What’s interesting is how Trump seemed to go out of his way after the debate to ensure that he’d remain the center of attention, with his tirade against Fox News anchor Megyn Kelly (a feud that he’s since resurrected). That tended to drown out most of the coverage of whether, say, Fiorina or Kasich had gained momentum after the debate, perhaps preventing them from having the sort of feedback loop of favorable attention that can sometimes trigger surges in the polls.
I don’t know whether this was a deliberate strategy on Trump’s behalf. But if so, it’s pretty brilliant. Trump is perhaps the world’s greatest troll, someone who is amazingly skilled at disrupting the conversation by any means necessary, including by drawing negative, tsk-tsking attention to himself.

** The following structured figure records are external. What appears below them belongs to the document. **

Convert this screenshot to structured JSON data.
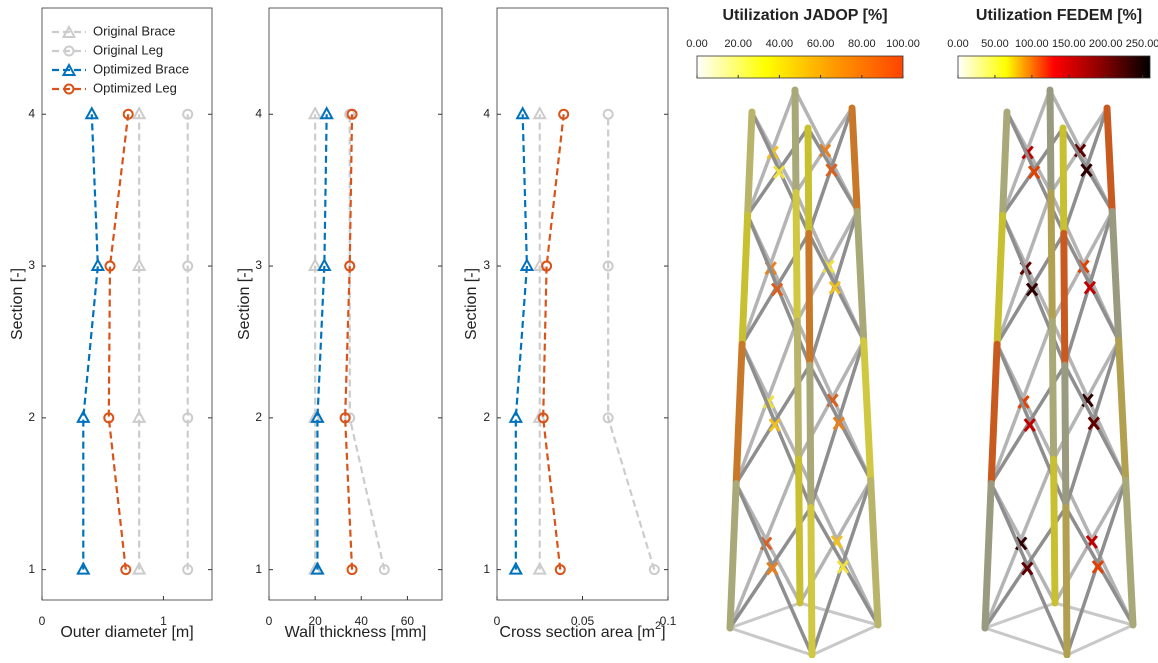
{
  "chart_data": [
    {
      "type": "line",
      "xlabel": "Outer diameter [m]",
      "ylabel": "Section [-]",
      "xlim": [
        0,
        1.4
      ],
      "xticks": [
        0,
        1
      ],
      "ylim": [
        0.8,
        4.7
      ],
      "yticks": [
        1,
        2,
        3,
        4
      ],
      "y": [
        1,
        2,
        3,
        4
      ],
      "legend": "upper left",
      "series": [
        {
          "name": "Original Brace",
          "color": "#cccccc",
          "marker": "triangle",
          "values": [
            0.8,
            0.8,
            0.8,
            0.8
          ]
        },
        {
          "name": "Original Leg",
          "color": "#cccccc",
          "marker": "circle",
          "values": [
            1.2,
            1.2,
            1.2,
            1.2
          ]
        },
        {
          "name": "Optimized Brace",
          "color": "#0072bd",
          "marker": "triangle",
          "values": [
            0.34,
            0.34,
            0.46,
            0.41
          ]
        },
        {
          "name": "Optimized Leg",
          "color": "#d95319",
          "marker": "circle",
          "values": [
            0.69,
            0.55,
            0.56,
            0.71
          ]
        }
      ]
    },
    {
      "type": "line",
      "xlabel": "Wall thickness [mm]",
      "ylabel": "Section [-]",
      "xlim": [
        0,
        75
      ],
      "xticks": [
        0,
        20,
        40,
        60
      ],
      "ylim": [
        0.8,
        4.7
      ],
      "yticks": [
        1,
        2,
        3,
        4
      ],
      "y": [
        1,
        2,
        3,
        4
      ],
      "series": [
        {
          "color": "#cccccc",
          "marker": "triangle",
          "values": [
            20,
            20,
            20,
            20
          ]
        },
        {
          "color": "#cccccc",
          "marker": "circle",
          "values": [
            50,
            35,
            35,
            35
          ]
        },
        {
          "color": "#0072bd",
          "marker": "triangle",
          "values": [
            21,
            21,
            24,
            25
          ]
        },
        {
          "color": "#d95319",
          "marker": "circle",
          "values": [
            36,
            33,
            35,
            36
          ]
        }
      ]
    },
    {
      "type": "line",
      "xlabel": "Cross section area [m",
      "xlabel_sup": "2",
      "xlabel_end": "]",
      "ylabel": "Section [-]",
      "xlim": [
        0,
        0.1
      ],
      "xticks": [
        0,
        0.05,
        0.1
      ],
      "ylim": [
        0.8,
        4.7
      ],
      "yticks": [
        1,
        2,
        3,
        4
      ],
      "y": [
        1,
        2,
        3,
        4
      ],
      "series": [
        {
          "color": "#cccccc",
          "marker": "triangle",
          "values": [
            0.025,
            0.025,
            0.025,
            0.025
          ]
        },
        {
          "color": "#cccccc",
          "marker": "circle",
          "values": [
            0.092,
            0.065,
            0.065,
            0.065
          ]
        },
        {
          "color": "#0072bd",
          "marker": "triangle",
          "values": [
            0.011,
            0.011,
            0.0175,
            0.015
          ]
        },
        {
          "color": "#d95319",
          "marker": "circle",
          "values": [
            0.037,
            0.027,
            0.029,
            0.039
          ]
        }
      ]
    },
    {
      "type": "colorbar",
      "title": "Utilization JADOP [%]",
      "colors": [
        "#ffffff",
        "#ffff00",
        "#ff9900",
        "#ff4400"
      ],
      "xlim": [
        0,
        100
      ],
      "xticks": [
        {
          "value": 0,
          "label": "0.00"
        },
        {
          "value": 20,
          "label": "20.00"
        },
        {
          "value": 40,
          "label": "40.00"
        },
        {
          "value": 60,
          "label": "60.00"
        },
        {
          "value": 80,
          "label": "80.00"
        },
        {
          "value": 100,
          "label": "100.00"
        }
      ]
    },
    {
      "type": "colorbar",
      "title": "Utilization FEDEM [%]",
      "colors": [
        "#ffffff",
        "#ffff00",
        "#ff0000",
        "#880000",
        "#000000"
      ],
      "xlim": [
        0,
        260
      ],
      "xticks": [
        {
          "value": 0,
          "label": "0.00"
        },
        {
          "value": 50,
          "label": "50.00"
        },
        {
          "value": 100,
          "label": "100.00"
        },
        {
          "value": 150,
          "label": "150.00"
        },
        {
          "value": 200,
          "label": "200.00"
        },
        {
          "value": 250,
          "label": "250.00"
        }
      ]
    }
  ]
}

In the current, “free-for-all” phase of the campaign — when there are 17 candidates and you need only 20 percent or so of the vote to have the plurality in GOP polls — this may be a smart approach. If your goal is to stay at the center of attention rather than necessarily to win the nomination, it’s worth making one friend for every three enemies, provided that those friends tell some pollster that they’d hypothetically vote for you.
Is it sustainable? In the long run, probably not. There are lots of interesting candidates in the GOP field, whether you’re concerned with the horse race, their policy positions or simply just entertainment value. Sooner or later, the media will find another candidate’s story interesting. Cruz has a lot of upside potential in the troll department, for instance, along with better favorability ratings than Trump and a slightly more plausible chance of being the Republican nominee.
But there’s not a lot of hard campaign news to dissect in August. Fend off the occasional threat by throwing a stink bomb whenever another story risks upstaging you, and you can remain at the center of the conversation, and atop the polls, for weeks at a time.